I am not allowed to “waste” time anymore. 

I’m seventeen. Any and all free time I have is to be spent studying for my AP and honors courses. I’m meant to spend every dull moment of the day sitting at my piano, it's an investment in my future career, right? And certainly, if I have a spare hour here or there it’s natural I find a job.

Time is money. 

Time is money. 

Time is money. 

TIME IS MONEY.

So I’m not allowed to “waste” my time. 

I’m not going into clothing design. I’m not selling clothes. So I’m not allowed to spend hours of my Saturday learning how to sew a circle skirt for the first time. . . . . .but did you know that it’s actually really easy?

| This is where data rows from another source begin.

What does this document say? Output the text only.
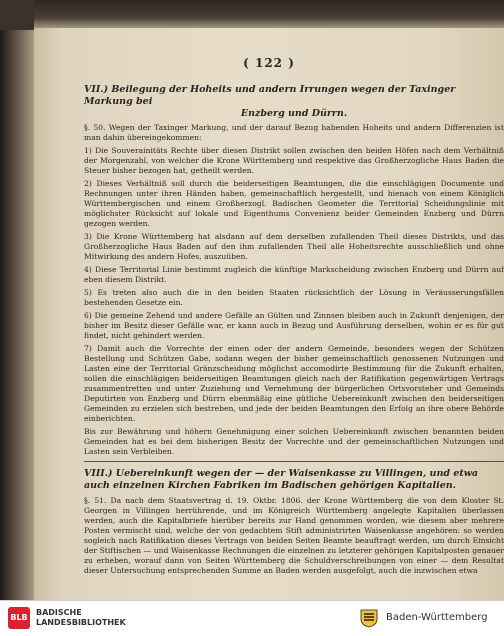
( 122 )

VII.) Beilegung der Hoheits und andern Irrungen wegen der Taxinger Markung bei

Enzberg und Dürrn.

§. 50. Wegen der Taxinger Markung, und der darauf Bezug habenden Hoheits und andern Differenzien ist man dahin übereingekommen:

1) Die Souverainitäts Rechte über diesen Distrikt sollen zwischen den beiden Höfen nach dem Verhältniß der Morgenzahl, von welcher die Krone Württemberg und respektive das Großherzogliche Haus Baden die Steuer bisher bezogen hat, getheilt werden.

2) Dieses Verhältniß soll durch die beiderseitigen Beamtungen, die die einschlägigen Documente und Rechnungen unter ihren Händen haben, gemeinschaftlich hergestellt, und hienach von einem Königlich Württembergischen und einem Großherzogl. Badischen Geometer die Territorial Scheidungslinie mit möglichster Rücksicht auf lokale und Eigenthums Convenienz beider Gemeinden Enzberg und Dürrn gezogen werden.

3) Die Krone Württemberg hat alsdann auf dem derselben zufallenden Theil dieses Distrikts, und das Großherzogliche Haus Baden auf den ihm zufallenden Theil alle Hoheitsrechte ausschließlich und ohne Mitwirkung des andern Hofes, auszuüben.

4) Diese Territorial Linie bestimmt zugleich die künftige Markscheidung zwischen Enzberg und Dürrn auf eben diesem Distrikt.

5) Es treten also auch die in den beiden Staaten rücksichtlich der Lösung in Veräusserungsfällen bestehenden Gesetze ein.

6) Die gemeine Zehend und andere Gefälle an Gülten und Zinnsen bleiben auch in Zukunft denjenigen, der bisher im Besitz dieser Gefälle war, er kann auch in Bezug und Ausführung derselben, wohin er es für gut findet, nicht gehindert werden.

7) Damit auch die Vorrechte der einen oder der andern Gemeinde, besonders wegen der Schützen Bestellung und Schützen Gabe, sodann wegen der bisher gemeinschaftlich genossenen Nutzungen und Lasten eine der Territorial Gränzscheidung möglichst accomodirte Bestimmung für die Zukunft erhalten, sollen die einschlägigen beiderseitigen Beamtungen gleich nach der Ratifikation gegenwärtigen Vertrags zusammentretten und unter Zuziehung und Vernehmung der bürgerlichen Ortsvorsteher und Gemeinds Deputirten von Enzberg und Dürrn ebenmäßig eine gütliche Uebereinkunft zwischen den beiderseitigen Gemeinden zu erzielen sich bestreben, und jede der beiden Beamtungen den Erfolg an ihre obere Behörde einberichten.

Bis zur Bewährung und höhern Genehmigung einer solchen Uebereinkunft zwischen benannten beiden Gemeinden hat es bei dem bisherigen Besitz der Vorrechte und der gemeinschaftlichen Nutzungen und Lasten sein Verbleiben.

VIII.) Uebereinkunft wegen der — der Waisenkasse zu Villingen, und etwa auch einzelnen Kirchen Fabriken im Badischen gehörigen Kapitalien.

§. 51. Da nach dem Staatsvertrag d. 19. Oktbr. 1806. der Krone Württemberg die von dem Kloster St. Georgen in Villingen herrührende, und im Königreich Württemberg angelegte Kapitalien überlassen werden, auch die Kapitalbriefe hierüber bereits zur Hand genommen worden, wie diesem aber mehrere Posten vermischt sind, welche der von gedachtem Stift administrirten Waisenkasse angehören: so werden sogleich nach Ratifikation dieses Vertrags von beiden Seiten Beamte beauftragt werden, um durch Einsicht der Stiftischen — und Waisenkasse Rechnungen die einzelnen zu letzterer gehörigen Kapitalposten genauer zu erheben, worauf dann von Seiten Württemberg die Schuldverschreibungen von einer — dem Resultat dieser Untersuchung entsprechenden Summe an Baden werden ausgefolgt, auch die inzwischen etwa

BLB
BADISCHE
LANDESBIBLIOTHEK	Baden-Württemberg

Did you know that seamstresses use a lot of math? And it’s math you can wear. How cool is that? Not cool. . .not cool because once I’m done I won’t be able to put that on a resume. 

So I’m not allowed to “waste” my time.

I’m not a historian. I don’t plan to become one. So I shouldn’t spend hours with Ella looking through old encyclopedias from the sixties. But how was I supposed to know we’d find thirty years worth of old newspaper clippings? Articles that range from gardening to lung cancer to suicide to Dear Abby segments. Oh and the story they told. We laid it all out in order. We researched the newspaper they were from and even the line of encyclopedias we found them in. It was like looking through a window into someone else's life--someone we don’t even know! And it was. . . .it was stupid. Because I could have been finishing my Chemistry homework.

So I’m not allowed to “waste” my time.

I’ve been told over and over that human connection is important, but I see my family and classmates everyday. That’s enough. So long walks with Amelia in October are certainly a huge waste of time. Though of course. . .one time while we were looking at the leaves together she tried to guess my favorite color. In a burst of excitement she shouted out, “Yellow!” with an enormous smile on her face. Just between you and me, I didn’t have a favorite color before that. . .but how could I tell her she guessed wrong? With a laugh, I told her she was right. (I haven’t been able to look at yellow the same since.) But I should have been practicing my piano. Black and white keys. Black and white music. Black and white feelings. That’s what time well spent looks like.

Time is all I have. Time is a gift, a tool, and a trap. When activities like sewing, solving mysteries, and falling in love make me feel like time stops, then I’ve failed.

Because time is money.

And I’m not allowed to waste time anymore.


The author's comments:

I'm a high honors student, sterling scholar, and the president of three clubs. I also suffer with anxiety, depresson, ADHD and the challence of being lesbian in a very homophobic community. I wrote this piece after a massive panic attack. I was so angry about all the pressures and expectations placed on me. I needed to vent. All too often when I find things that make me happy I immediately regret "wasting" my time on them. Welcome to my internal monologue--as bleak as it may be, I know others can relate and if nothing else, they'll know they're not alone.